Treasures of the Black Death

Catchy title, innit? I can’t claim credit, though. It’s the name of an exhibit of medieval jewelry at the Wallace Collection in London.

The 14th century jewels come from two hoards — one uncovered in Colmar, France, in 1863, the other in Erfurt, Germany, in 1998 — most likely buried by Jews in fear of their lives during the Black Death when gentiles blamed them for causing the plague.

The entire Jewish population of Colmar was massacred in January 1349, and 1000 Erfurt Jews were slaughtered in one day in March 1349, so probably whoever buried their most precious treasures never had a chance to retrieve them because they were killed during these pogroms, died of plague or were expelled never to return.
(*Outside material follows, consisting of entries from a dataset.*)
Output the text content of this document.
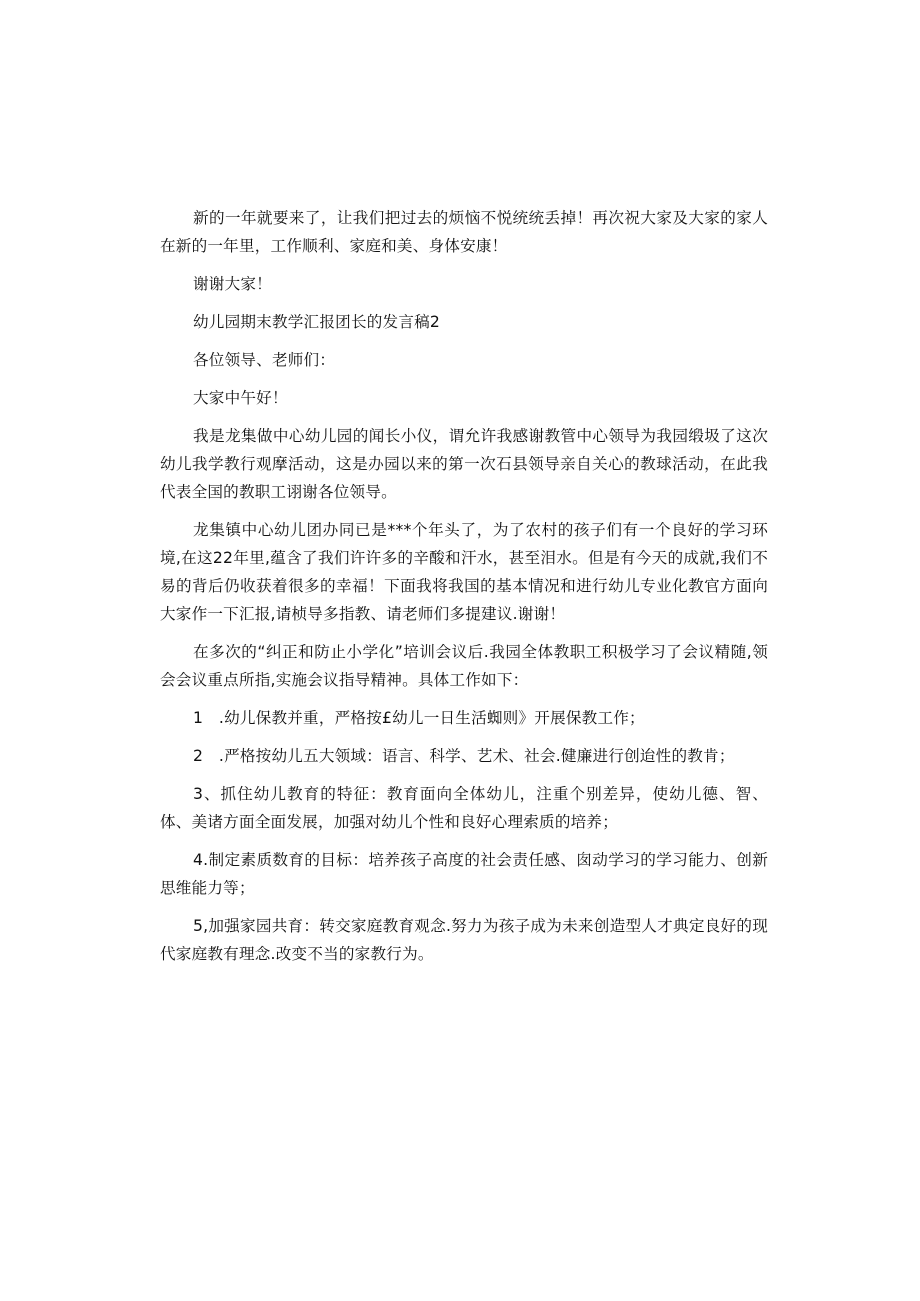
新的一年就要来了，让我们把过去的烦恼不悦统统丢掉！再次祝大家及大家的家人在新的一年里，工作顺利、家庭和美、身体安康！

谢谢大家！

幼儿园期末教学汇报团长的发言稿2

各位领导、老师们：

大家中午好！

我是龙集做中心幼儿园的闻长小仪，谓允许我感谢教管中心领导为我园缎圾了这次幼儿我学教行观摩活动，这是办园以来的第一次石县领导亲自关心的教球活动，在此我代表全国的教职工诩谢各位领导。

龙集镇中心幼儿团办同已是***个年头了，为了农村的孩子们有一个良好的学习环境,在这22年里,蕴含了我们许许多的辛酸和汗水，甚至泪水。但是有今天的成就,我们不易的背后仍收获着很多的幸福！下面我将我国的基本情况和进行幼儿专业化教官方面向大家作一下汇报,请桢导多指教、请老师们多提建议.谢谢！

在多次的“纠正和防止小学化”培训会议后.我园全体教职工积极学习了会议精随,领会会议重点所指,实施会议指导精神。具体工作如下：

1　.幼儿保教并重，严格按£幼儿一日生活蜘则》开展保教工作；

2　.严格按幼儿五大领域：语言、科学、艺术、社会.健廉进行创迨性的教肯；

3、抓住幼儿教育的特征：教育面向全体幼儿，注重个别差异，使幼儿德、智、体、美诸方面全面发展，加强对幼儿个性和良好心理索质的培养；

4.制定素质数育的目标：培养孩子高度的社会责任感、囱动学习的学习能力、创新思维能力等；

5,加强家园共育：转交家庭教育观念.努力为孩子成为未来创造型人才典定良好的现代家庭教有理念.改变不当的家教行为。
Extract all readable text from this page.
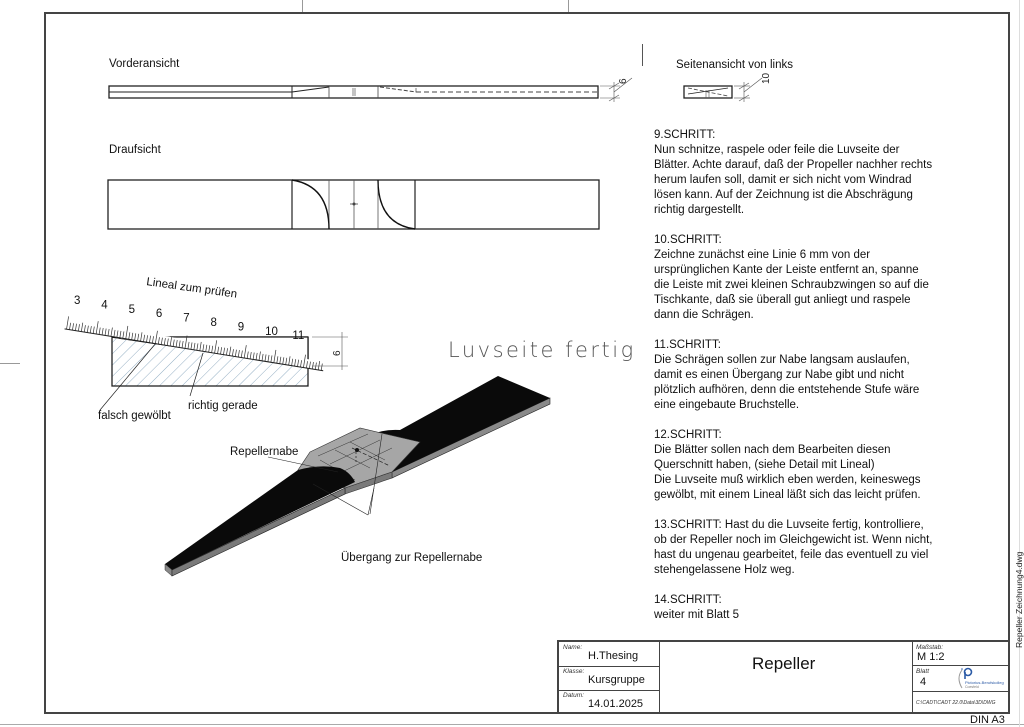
Vorderansicht	Seitenansicht von links
Draufsicht
6	10
Lineal zum prüfen
3 4 5 6 7 8 9 10 11
6
falsch gewölbt
richtig gerade
Luvseite fertig
Repellernabe
Übergang zur Repellernabe
9.SCHRITT:
Nun schnitze, raspele oder feile die Luvseite der
Blätter. Achte darauf, daß der Propeller nachher rechts
herum laufen soll, damit er sich nicht vom Windrad
lösen kann. Auf der Zeichnung ist die Abschrägung
richtig dargestellt.
10.SCHRITT:
Zeichne zunächst eine Linie 6 mm von der
ursprünglichen Kante der Leiste entfernt an, spanne
die Leiste mit zwei kleinen Schraubzwingen so auf die
Tischkante, daß sie überall gut anliegt und raspele
dann die Schrägen.
11.SCHRITT:
Die Schrägen sollen zur Nabe langsam auslaufen,
damit es einen Übergang zur Nabe gibt und nicht
plötzlich aufhören, denn die entstehende Stufe wäre
eine eingebaute Bruchstelle.
12.SCHRITT:
Die Blätter sollen nach dem Bearbeiten diesen
Querschnitt haben, (siehe Detail mit Lineal)
Die Luvseite muß wirklich eben werden, keineswegs
gewölbt, mit einem Lineal läßt sich das leicht prüfen.
13.SCHRITT: Hast du die Luvseite fertig, kontrolliere,
ob der Repeller noch im Gleichgewicht ist. Wenn nicht,
hast du ungenau gearbeitet, feile das eventuell zu viel
stehengelassene Holz weg.
14.SCHRITT:
weiter mit Blatt 5
Name:
H.Thesing
Klasse:
Kursgruppe
Datum:
14.01.2025
Repeller
Maßstab:
M 1:2
Blatt
4	Pictorius-Berufskolleg
Coesfeld
C:\CADT\CADT 22.0\Data\3D\DWG
Repeller Zeichnung4.dwg
DIN A3
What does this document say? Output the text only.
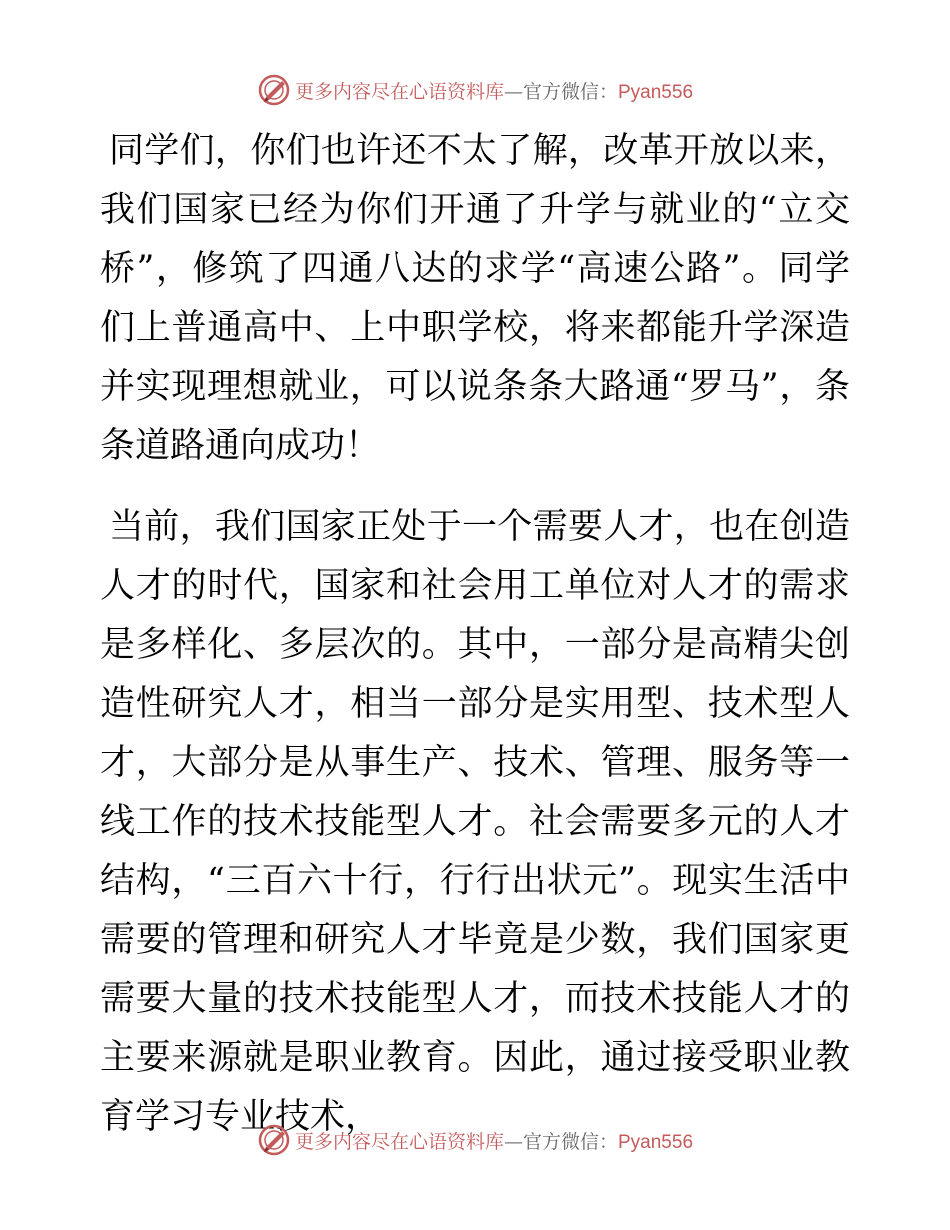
更多内容尽在心语资料库—官方微信：Pyan556

同学们，你们也许还不太了解，改革开放以来，我们国家已经为你们开通了升学与就业的“立交桥”，修筑了四通八达的求学“高速公路”。同学们上普通高中、上中职学校，将来都能升学深造并实现理想就业，可以说条条大路通“罗马”，条条道路通向成功！

当前，我们国家正处于一个需要人才，也在创造人才的时代，国家和社会用工单位对人才的需求是多样化、多层次的。其中，一部分是高精尖创造性研究人才，相当一部分是实用型、技术型人才，大部分是从事生产、技术、管理、服务等一线工作的技术技能型人才。社会需要多元的人才结构，“三百六十行，行行出状元”。现实生活中需要的管理和研究人才毕竟是少数，我们国家更需要大量的技术技能型人才，而技术技能人才的主要来源就是职业教育。因此，通过接受职业教育学习专业技术，

更多内容尽在心语资料库—官方微信：Pyan556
Most of the surviving gold and silver treasures from this time are ecclesiastical, since secular gold and silverwork tended to be remade later into more fashionable jewellery or melted down for coinage. But here we can see what fashionable men and women about town were wearing 650 years ago: lumpily gaudy brooches with tiny heraldic lions roaring among boulders of sapphire and garnet; belt fittings with robed figures and serpentine beasts in gothic niches; silver-gilt clasps in the form of fleurs-de-lis, dragons and flowers.

There is also a handy cosmetic set that would have hung from a belt, comprising a little silver flask that may have contained scent, a tiny scoop for ear-cleaning, and attachments for other beauty tools. Some of the symbols could do sentimental service on charm bracelets today: clasping hands, a padlock, a bow poised to shoot love’s arrow.

Many of the objects relate to marriage. The star exhibit, from Erfurt, is a gold Jewish wedding ring (pictured [left]), shaped like a hexagonal building – symbolising both the marital home and the Temple of Jerusalem – with gothic arches, gables and a pyramidal roof on which is inscribed mazel tov (good wishes). The same slogan adorns two similar rings, from Colmar and from a hoard found in Weissenfels, Germany. These large and precious pieces were worn only on the day of the wedding ceremony.

The exhibition runs until May 10th and admission is free.

Once the Erfurt hoard returns to Germany it will go permanently on display in what was once the Erfurt synagogue.

Built around 1100 A.D., the Old Synagogue is thought to be the oldest standing synagogue in Europe. Many parts of the building are original, including, notable for its rarity, the roof.

It was used as a warehouse after the 1349 massacre until it became a dance hall in the late 19th c. Nazis partied the night away there, unaware of its history.